10.2 Did the agency shift funds/resources away from ineffective policies used within programs or by grantees?
- In recent years, the Senior Corps program has invested over $1 million in various management analyses that are informing operations, programming, and its research agenda moving forward. Information was used to revise policies and regulations in FY19 by allowing grantees more flexibility in how they allocate their funds to programming that shifts resources from administrative activities to activities that directly serve communities.
10.3 Did the agency shift funds/resources away from ineffective grantees?
- AmeriCorps State and National will reallocate $500,000 to provide intensive technical assistance to grantees with insufficient evidence. Special conditions were placed on these grants so that funding is contingent on grantees engaging in evaluation capacity building activities. This will provide additional training and technical assistance to move grantees with preliminary evidence along the evidence continuum. Specifically, this technical assistance is designed to increase the evidence base for these grantees through coaching and technical assistance from NORC at the University of Chicago. If grantees fail to move along the continuum when they recompete for funding they will either receive less money or no funding depending on the reasons for the evidence stagnation.

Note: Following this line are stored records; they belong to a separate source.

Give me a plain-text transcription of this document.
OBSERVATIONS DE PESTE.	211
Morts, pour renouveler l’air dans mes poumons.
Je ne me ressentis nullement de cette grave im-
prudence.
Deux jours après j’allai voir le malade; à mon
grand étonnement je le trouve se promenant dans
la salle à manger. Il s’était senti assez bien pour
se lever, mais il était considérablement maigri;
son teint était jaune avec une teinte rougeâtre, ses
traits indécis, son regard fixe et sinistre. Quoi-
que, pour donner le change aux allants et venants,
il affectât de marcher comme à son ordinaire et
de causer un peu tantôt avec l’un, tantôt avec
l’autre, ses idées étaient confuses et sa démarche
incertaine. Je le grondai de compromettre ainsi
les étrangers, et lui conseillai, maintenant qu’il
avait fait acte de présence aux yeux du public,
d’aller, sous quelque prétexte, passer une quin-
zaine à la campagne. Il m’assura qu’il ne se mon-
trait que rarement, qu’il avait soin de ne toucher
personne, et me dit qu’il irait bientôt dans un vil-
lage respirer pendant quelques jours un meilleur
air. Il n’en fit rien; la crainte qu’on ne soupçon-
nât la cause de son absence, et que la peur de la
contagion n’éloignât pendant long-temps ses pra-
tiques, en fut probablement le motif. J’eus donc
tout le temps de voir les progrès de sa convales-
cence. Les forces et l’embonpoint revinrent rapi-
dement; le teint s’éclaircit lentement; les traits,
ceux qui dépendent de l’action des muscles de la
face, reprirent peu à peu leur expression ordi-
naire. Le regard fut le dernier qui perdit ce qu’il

10.4 Did the agency shift funds/resources away from ineffective programs? (e.g., eliminations or legislative language in budget requests)
- No examples available.
10.5 Did the agency shift funds/resources away from consistently ineffective products and services?

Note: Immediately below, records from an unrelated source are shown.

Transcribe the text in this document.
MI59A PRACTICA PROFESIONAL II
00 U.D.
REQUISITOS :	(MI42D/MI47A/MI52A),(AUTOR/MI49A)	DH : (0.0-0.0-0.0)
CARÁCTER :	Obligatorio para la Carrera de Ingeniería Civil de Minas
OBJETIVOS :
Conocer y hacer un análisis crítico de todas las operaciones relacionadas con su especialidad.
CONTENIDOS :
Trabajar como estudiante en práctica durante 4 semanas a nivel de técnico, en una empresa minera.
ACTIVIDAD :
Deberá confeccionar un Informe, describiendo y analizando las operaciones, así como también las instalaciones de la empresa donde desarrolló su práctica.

- CNCS began migrating to shared services in August 2019. This decision was made in alignment with Goal One of the agency’s Transformation and Sustainability plan (Strengthen core business functions). The agency made this decision to achieve: improved accountability in internal business practices; increased capacity across operational areas and better support for the work of CNCS awardees; and improved core operational functions to provide a stronger foundation for increasing national service impact across the country. CNCS has entered into an interagency agreement with the Department of Treasury’s Administrative Resource Center (ARC) to shift some procurement, accounting, and human capital processes to ARC’s shared services environment.